Sono Settimo Mineo, reggente del mandamento mafioso di Pagliarelli, Filippo Bisconti, reggente del mandamento mafioso di Misilmeri – Belmonte Mezzagno e Gregorio Di Giovanni, reggente del clan Porta Nuova, i capi della nuova Cupola di Cosa nostra. Emerge dall’inchiesta “Cupola 2.0” che ha portato al fermo di 46 tra boss, gregari ed estortori palermitani.
L’indagine, coordinata dalla Dda guidata da Francesco Lo Voi, ha svelato il tentativo di ricostituire la commissione provinciale ormai “in sonno” dai primi anni ’90. La commissione sarebbe tornata a riunirsi, come emerge dalle intercettazioni, alla presenza di altri “vecchi di paese”, e cioè di reggenti di mandamenti mafiosi esterni a Palermo, il 29 maggio scorso. Mineo sarebbe stato il capo, “il soggetto di maggior autorevolezza che aveva preso la parola durante la riunione e aveva chiesto a tutti gli intervenuti il rispetto delle regole spiegandone i contenuti e le modalità di esecuzione”, scrivono i magistrati nel provvedimento di fermo. A rivelarlo, non sapendo di essere intercettato, è il reggente del mandamento di Villabate Francesco Colletti che indica tra i padrini che contano Di Giovanni, detto “Revuccio” e Bisconti.

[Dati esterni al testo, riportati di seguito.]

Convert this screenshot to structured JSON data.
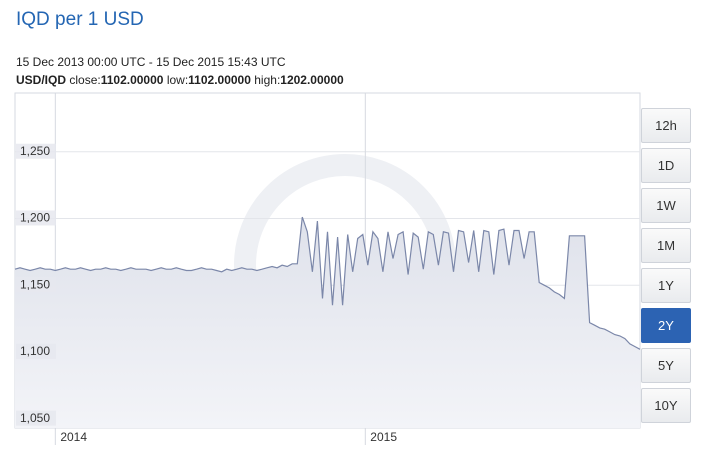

L’operazione di oggi ha sventato anche l’omicidio di un pregiudicato, “colpevole” di fare estorsioni senza l’autorizzazione di Cosa nostra, l’operazione della Dda Cupola 2.0 di Palermo che ha portato al fermo di 46 persone, tra cui 4 capimafia di rilievo, e alla scoperta della ricostituzione della “commissione provinciale”. Sono 28 i taglieggiamenti scoperti dai carabinieri che hanno effettuato l’indagine. Nove delle vittime hanno spontaneamente denunciato il racket del pizzo. Tra i settori presi di mira dagli estortori commercianti e imprenditori soprattutto nel settore delle costruzioni.
“Si è fatta comunque una bella cosa.. per me è una bella cosa questa.. molto seria… molto…con bella gente.. bella! grande! gente di paese.. gente vecchi gente di ovunque” dice il boss di Villabate Francesco Colletti, fermato oggi dalla dda di Palermo nell’ambito dell’inchiesta Cupola 2.0, non sapendo di essere intercettato parlava della rinata commissione provinciale di Cosa nostra, ricostituita dopo la morte del capomafia Totò Riina. Colletti raccontava ai suoi interlocutori che, durante la riunione del 29 maggio con gli altri capi dei clan, era stato stabilito che i contatti “intermandamentali” dovevano essere mantenuti esclusivamente dai reggenti per cui, in caso di problemi sorti all’interno di un mandamento, non potevano in alcun modo intervenire uomini d’onore appartenenti ad altra zona. “E una regola proprio la prima!… nessuno è autorizzato a poter parlare dentro la casa degli altri… siccome c’è un referente..”, diceva. Chi avesse violato la “norma” sarebbe stato allontanato dalla propria “famiglia” di appartenenza. “Dice basta che tu mi vieni qua da me e mi dici ‘lo sai è venuto uno ed è venuto a fare discorsi a Villabate… appena finiamo viene convocato… dal suo…e viene messo fuori perché ci spieghiamo le regole e non le vogliono capire… e allora prendiamo e lo mettiamo fuori subito”.